The Victorian government is set to become the first Australian state or territory to ban the public display of the Nazi swastika, Attorney-General Jaclyn Symes said in a Wednesday statement.
“We want to do all we can to stamp out hate and give it no room to grow,” Symes said, according to Melbourne 9news.
According to the report, Anti-Defamation Commission chairman Dvir Abramovich has said the move has been much-needed in Victoria.
“I’ve said it again and again, we have a Nazi swastikas epidemic in this state,” he said. “This is a war between good and evil, and we have to win this war.”
Displaying the Nazi symbol in public will lead to fines of close to $22,000, a year of imprisonment or both - only once the legislation is in effect.
The Victorian government is set to become the first Australia state or territory to ban the public display of the Nazi symbol. Statement from Attorney-General Jaclyn Symes: pic.twitter.com/N4WoVQz5O5— Benita Kolovos (@benitakolovos) May 10, 2022
“We welcome the announcement that the Victorian government is to criminalize the public display of the Nazi swastika,” Zionism Victoria, a cultural organization, said in a press release:
“Given the significant Holocaust survivor population within the state, and given Victoria prides itself on tolerance, multiculturalism and respect, it is long since time this symbol of hate – a reminder for so many of the horror and pain they and their families endured – should have been placed beyond the realms of acceptable expression,” the press release reads.
“We thank the government for its action – the first state in Australia to do so – and express our gratitude to all those who have campaigned for this outcome.”
The Zionist Federation of Australia and Zionism Victoria published a joint statement responding to the decision: "Zionism Victoria and the Zionist Federation of Australia welcomed the announcement by Premier Daniel Andrews that the Victorian government was adopting the International Holocaust Remembrance Alliance Working Definition of Antisemitism. The announcement was made at an Israel Independence Day reception, co-hosted by the two organizations. Both organizations have been campaigning for the definition's adoption for a number of years by governments, NGOs and other institutions. Addressing the 200 MPs, community leaders and other dignitaries who attended the ZV and ZFA reception at the Hotel Windsor, the Premier noted that antisemitism was on the rise globally and locally."
Welcoming the announcement, ZV President Yossi Goldfarb said, “We are tremendously grateful that the Premier has taken this critical step. In doing so, he has sent an unequivocal signal that racism and antisemitism have no place in Victoria.
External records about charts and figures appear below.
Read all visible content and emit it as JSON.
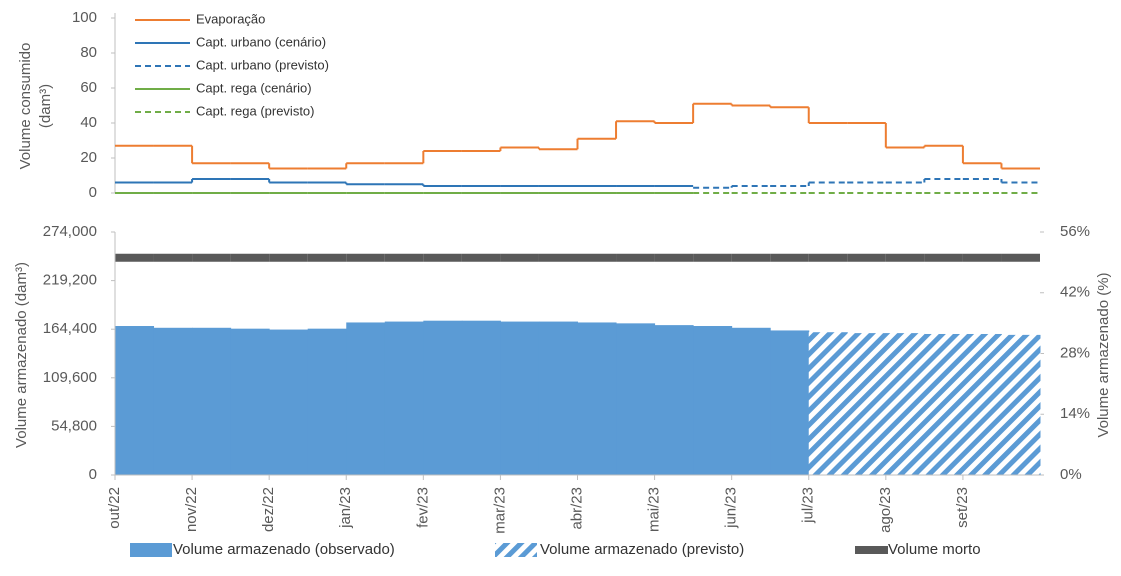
{
  "chart_data": [
    {
      "type": "line",
      "ylabel": [
        "Volume consumido",
        "(dam³)"
      ],
      "ylim": [
        0,
        100
      ],
      "yticks": [
        0,
        20,
        40,
        60,
        80,
        100
      ],
      "legend": "top-left",
      "series": [
        {
          "name": "Evaporação",
          "color": "#ed7d31",
          "style": "solid",
          "values": [
            27,
            27,
            17,
            17,
            14,
            14,
            17,
            17,
            24,
            24,
            26,
            25,
            31,
            41,
            40,
            51,
            50,
            49,
            40,
            40,
            26,
            27,
            17,
            14
          ]
        },
        {
          "name": "Capt. urbano (cenário)",
          "color": "#2e75b6",
          "style": "solid",
          "values": [
            6,
            6,
            8,
            8,
            6,
            6,
            5,
            5,
            4,
            4,
            4,
            4,
            4,
            4,
            4,
            null,
            null,
            null,
            null,
            null,
            null,
            null,
            null,
            null
          ]
        },
        {
          "name": "Capt. urbano (previsto)",
          "color": "#2e75b6",
          "style": "dashed",
          "values": [
            null,
            null,
            null,
            null,
            null,
            null,
            null,
            null,
            null,
            null,
            null,
            null,
            null,
            null,
            null,
            3,
            4,
            4,
            6,
            6,
            6,
            8,
            8,
            6
          ]
        },
        {
          "name": "Capt. rega (cenário)",
          "color": "#70ad47",
          "style": "solid",
          "values": [
            0,
            0,
            0,
            0,
            0,
            0,
            0,
            0,
            0,
            0,
            0,
            0,
            0,
            0,
            0,
            null,
            null,
            null,
            null,
            null,
            null,
            null,
            null,
            null
          ]
        },
        {
          "name": "Capt. rega (previsto)",
          "color": "#70ad47",
          "style": "dashed",
          "values": [
            null,
            null,
            null,
            null,
            null,
            null,
            null,
            null,
            null,
            null,
            null,
            null,
            null,
            null,
            null,
            0,
            0,
            0,
            0,
            0,
            0,
            0,
            0,
            0
          ]
        }
      ]
    },
    {
      "type": "area",
      "ylabel": "Volume armazenado (dam³)",
      "y2label": "Volume armazenado (%)",
      "categories": [
        "out/22",
        null,
        "nov/22",
        null,
        "dez/22",
        null,
        "jan/23",
        null,
        "fev/23",
        null,
        "mar/23",
        null,
        "abr/23",
        null,
        "mai/23",
        null,
        "jun/23",
        null,
        "jul/23",
        null,
        "ago/23",
        null,
        "set/23",
        null
      ],
      "ylim": [
        0,
        274000
      ],
      "yticks": [
        0,
        {
          "value": 54800,
          "label": "54,800"
        },
        {
          "value": 109600,
          "label": "109,600"
        },
        {
          "value": 164400,
          "label": "164,400"
        },
        {
          "value": 219200,
          "label": "219,200"
        },
        {
          "value": 274000,
          "label": "274,000"
        }
      ],
      "y2lim": [
        0,
        56
      ],
      "y2ticks": [
        {
          "value": 0,
          "label": "0%"
        },
        {
          "value": 14,
          "label": "14%"
        },
        {
          "value": 28,
          "label": "28%"
        },
        {
          "value": 42,
          "label": "42%"
        },
        {
          "value": 56,
          "label": "56%"
        }
      ],
      "legend": "bottom",
      "series": [
        {
          "name": "Volume armazenado (observado)",
          "color": "#5b9bd5",
          "style": "fill",
          "values": [
            168000,
            166000,
            166000,
            165000,
            164000,
            165000,
            172000,
            173000,
            174000,
            174000,
            173000,
            173000,
            172000,
            171000,
            169000,
            168000,
            166000,
            163000,
            null,
            null,
            null,
            null,
            null,
            null
          ]
        },
        {
          "name": "Volume armazenado (previsto)",
          "color": "#5b9bd5",
          "style": "hatch",
          "values": [
            null,
            null,
            null,
            null,
            null,
            null,
            null,
            null,
            null,
            null,
            null,
            null,
            null,
            null,
            null,
            null,
            null,
            null,
            161000,
            160000,
            160000,
            159000,
            159000,
            158000
          ]
        },
        {
          "name": "Volume morto",
          "color": "#595959",
          "style": "line",
          "values": [
            245000,
            245000,
            245000,
            245000,
            245000,
            245000,
            245000,
            245000,
            245000,
            245000,
            245000,
            245000,
            245000,
            245000,
            245000,
            245000,
            245000,
            245000,
            245000,
            245000,
            245000,
            245000,
            245000,
            245000
          ]
        }
      ]
    }
  ]
}
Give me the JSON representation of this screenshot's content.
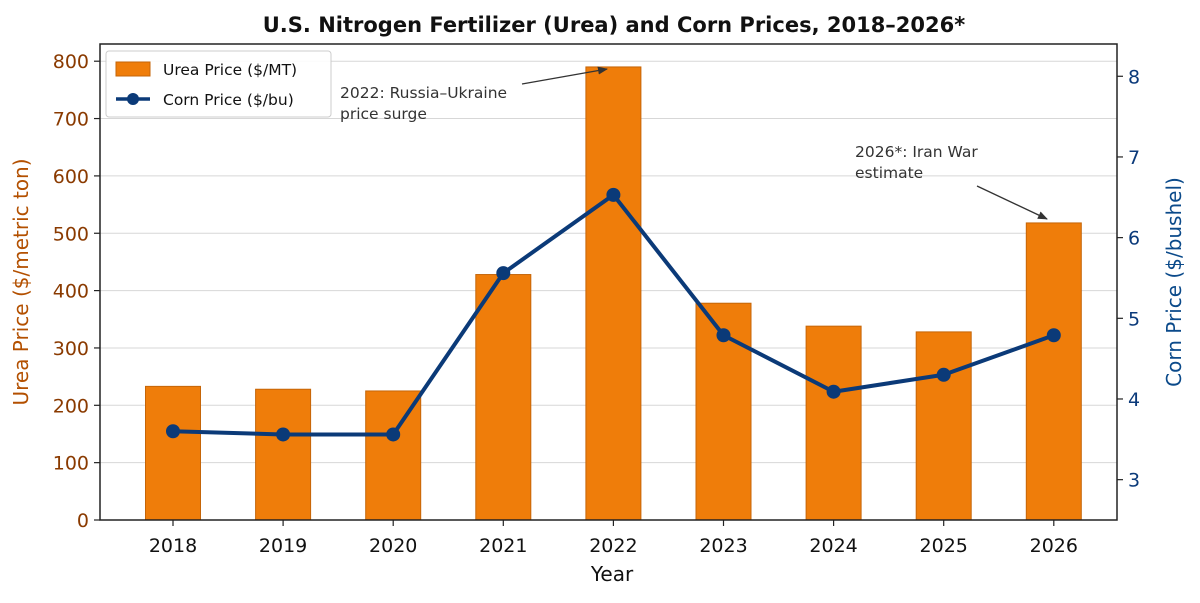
{
  "chart_data": {
    "type": "bar",
    "title": "U.S. Nitrogen Fertilizer (Urea) and Corn Prices, 2018–2026*",
    "xlabel": "Year",
    "ylabel": "Urea Price ($/metric ton)",
    "ylabel_right": "Corn Price ($/bushel)",
    "categories": [
      "2018",
      "2019",
      "2020",
      "2021",
      "2022",
      "2023",
      "2024",
      "2025",
      "2026"
    ],
    "series": [
      {
        "name": "Urea Price ($/MT)",
        "type": "bar",
        "axis": "left",
        "color": "#ef7d0a",
        "values": [
          233,
          228,
          225,
          428,
          790,
          378,
          338,
          328,
          518
        ]
      },
      {
        "name": "Corn Price ($/bu)",
        "type": "line",
        "axis": "right",
        "color": "#0b3a78",
        "values": [
          3.6,
          3.56,
          3.56,
          5.56,
          6.53,
          4.79,
          4.09,
          4.3,
          4.79
        ]
      }
    ],
    "ylim": [
      0,
      830
    ],
    "y_ticks": [
      0,
      100,
      200,
      300,
      400,
      500,
      600,
      700,
      800
    ],
    "ylim_right": [
      2.5,
      8.4
    ],
    "y_ticks_right": [
      3,
      4,
      5,
      6,
      7,
      8
    ],
    "grid": true,
    "legend_position": "top-left",
    "annotations": [
      {
        "lines": [
          "2022: Russia–Ukraine",
          "price surge"
        ],
        "target_category": "2022",
        "target_value": 790
      },
      {
        "lines": [
          "2026*: Iran War",
          "estimate"
        ],
        "target_category": "2026",
        "target_value": 518
      }
    ]
  }
}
The importance of adopting the IHRA definition was underlined just two weeks ago when the University of Melbourne Student Union passed a blatantly antisemitic resolution, despite protests from Jewish students fearful of the impact it would have on their well-being and safety."
ZFA President Jeremy Leibler also thanked the Premier for his decision, and added, “Antisemitism is increasing everywhere. Premier Andrews has demonstrated that he stands with the Jewish community in the fight against bigotry, and the community thanks him for it."
Leibler continued, “The bipartisan consensus shown by Mr Andrews and Mr Guy tonight reflect the bipartisan consensus in support of the IHRA definition at the federal level.